Department research seeks to directly and selectively activate executioner caspases via chemical probes and protein engineering to determine their specific mechanisms, contributions, and targets in the cellular implosion process. An ultimate goal would be to discover and utilize caspase activators as more direct and effective chemotherapies against cancer cells.
Discovering nanofibril scaffold mimics
Toward that end, researchers used high-throughput screening to discover and refine a synthetic compound dubbed 1541B that activates procaspase-3 with high specificity, independent of upstream signaling. 1541B induced apoptosis in multiple cell lines, including cancerous ones.
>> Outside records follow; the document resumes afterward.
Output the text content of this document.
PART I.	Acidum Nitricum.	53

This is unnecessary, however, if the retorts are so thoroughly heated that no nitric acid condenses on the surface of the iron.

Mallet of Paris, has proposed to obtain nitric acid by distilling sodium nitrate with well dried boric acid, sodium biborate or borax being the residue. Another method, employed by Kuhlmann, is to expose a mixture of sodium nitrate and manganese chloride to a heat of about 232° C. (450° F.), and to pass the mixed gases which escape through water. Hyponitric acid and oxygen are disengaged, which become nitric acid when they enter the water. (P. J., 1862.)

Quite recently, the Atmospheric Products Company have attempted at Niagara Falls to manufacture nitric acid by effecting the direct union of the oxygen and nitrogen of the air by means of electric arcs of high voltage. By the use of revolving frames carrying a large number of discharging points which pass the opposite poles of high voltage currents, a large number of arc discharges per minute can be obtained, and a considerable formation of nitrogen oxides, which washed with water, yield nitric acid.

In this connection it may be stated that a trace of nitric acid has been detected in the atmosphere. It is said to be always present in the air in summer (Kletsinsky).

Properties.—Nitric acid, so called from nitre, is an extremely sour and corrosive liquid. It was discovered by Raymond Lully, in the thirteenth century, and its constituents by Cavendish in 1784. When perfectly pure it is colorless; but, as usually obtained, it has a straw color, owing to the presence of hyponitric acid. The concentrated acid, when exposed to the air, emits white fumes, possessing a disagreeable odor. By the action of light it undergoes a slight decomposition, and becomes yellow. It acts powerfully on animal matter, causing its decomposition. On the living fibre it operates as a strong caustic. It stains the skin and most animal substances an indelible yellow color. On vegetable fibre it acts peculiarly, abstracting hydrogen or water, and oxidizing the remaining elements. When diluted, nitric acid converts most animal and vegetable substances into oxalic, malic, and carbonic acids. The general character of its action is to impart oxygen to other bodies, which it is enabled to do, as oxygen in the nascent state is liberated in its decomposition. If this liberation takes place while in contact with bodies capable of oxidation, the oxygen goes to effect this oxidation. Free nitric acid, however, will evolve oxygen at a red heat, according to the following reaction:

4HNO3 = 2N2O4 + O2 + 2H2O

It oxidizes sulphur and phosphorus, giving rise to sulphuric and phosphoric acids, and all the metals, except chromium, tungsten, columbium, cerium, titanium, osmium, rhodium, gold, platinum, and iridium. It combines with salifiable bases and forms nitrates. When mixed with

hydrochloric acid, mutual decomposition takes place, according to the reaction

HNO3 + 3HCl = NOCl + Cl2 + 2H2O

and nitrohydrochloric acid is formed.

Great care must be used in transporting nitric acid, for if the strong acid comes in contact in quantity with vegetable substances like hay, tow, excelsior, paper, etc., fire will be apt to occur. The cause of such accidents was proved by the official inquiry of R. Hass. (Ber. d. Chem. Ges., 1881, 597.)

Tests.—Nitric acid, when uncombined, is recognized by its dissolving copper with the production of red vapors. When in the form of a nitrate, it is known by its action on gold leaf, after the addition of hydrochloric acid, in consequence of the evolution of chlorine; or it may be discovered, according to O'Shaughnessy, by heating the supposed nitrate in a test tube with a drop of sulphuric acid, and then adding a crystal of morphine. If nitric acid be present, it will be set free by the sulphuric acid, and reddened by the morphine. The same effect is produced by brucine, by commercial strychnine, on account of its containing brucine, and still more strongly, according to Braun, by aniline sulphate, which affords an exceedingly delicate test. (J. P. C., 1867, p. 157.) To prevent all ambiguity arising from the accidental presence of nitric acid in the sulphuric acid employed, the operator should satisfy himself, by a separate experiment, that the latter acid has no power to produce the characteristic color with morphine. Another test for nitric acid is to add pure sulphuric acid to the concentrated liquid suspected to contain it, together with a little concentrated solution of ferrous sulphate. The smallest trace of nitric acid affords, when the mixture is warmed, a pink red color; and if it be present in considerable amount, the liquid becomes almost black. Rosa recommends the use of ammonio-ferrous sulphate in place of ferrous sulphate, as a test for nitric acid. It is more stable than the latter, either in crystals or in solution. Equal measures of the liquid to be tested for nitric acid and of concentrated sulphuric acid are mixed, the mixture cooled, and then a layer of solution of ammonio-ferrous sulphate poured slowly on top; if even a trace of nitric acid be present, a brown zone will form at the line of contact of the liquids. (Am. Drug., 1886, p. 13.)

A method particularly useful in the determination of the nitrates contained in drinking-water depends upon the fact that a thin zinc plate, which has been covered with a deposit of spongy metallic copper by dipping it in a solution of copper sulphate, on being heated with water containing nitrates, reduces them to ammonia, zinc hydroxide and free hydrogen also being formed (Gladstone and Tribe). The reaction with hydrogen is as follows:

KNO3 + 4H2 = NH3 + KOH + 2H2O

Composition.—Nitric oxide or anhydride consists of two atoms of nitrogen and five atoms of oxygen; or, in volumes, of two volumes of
Indeed, the results indicated that activation of procaspase-3 alone is sufficient to induce rapid apoptosis.

Proposed model of proscapase-3 activation: a trace amount of active caspase-3 enzymes cleave and activate precursors upon colocalization with proenzymes clustering on nanofibril surfaces.
Department researchers were surprised to find that 1541B molecules self-assemble into nanofibrils. Electron microscopy revealed that procaspase-3 binds in clusters to the nanofibrils, a process that appears to mimic protein scaffolding complexes that recruit and activate upstream procaspases.
Further analysis of the mechanism found that trace amounts of active caspase-3 enzyme can cleave and activate its precursors clustered on the nanofibrils in a self-amplifying chain reaction.
Eventually, the nanofibril scaffold might be used to design other novel proenzyme activators and offers another way for researchers to manipulate and study enzyme function. In addition, the finding has implications for Alzheimer’s disease, as amyloid beta fibrils were found to similarly stimulate procaspase-3 activation and thus hasten neuronal cell death.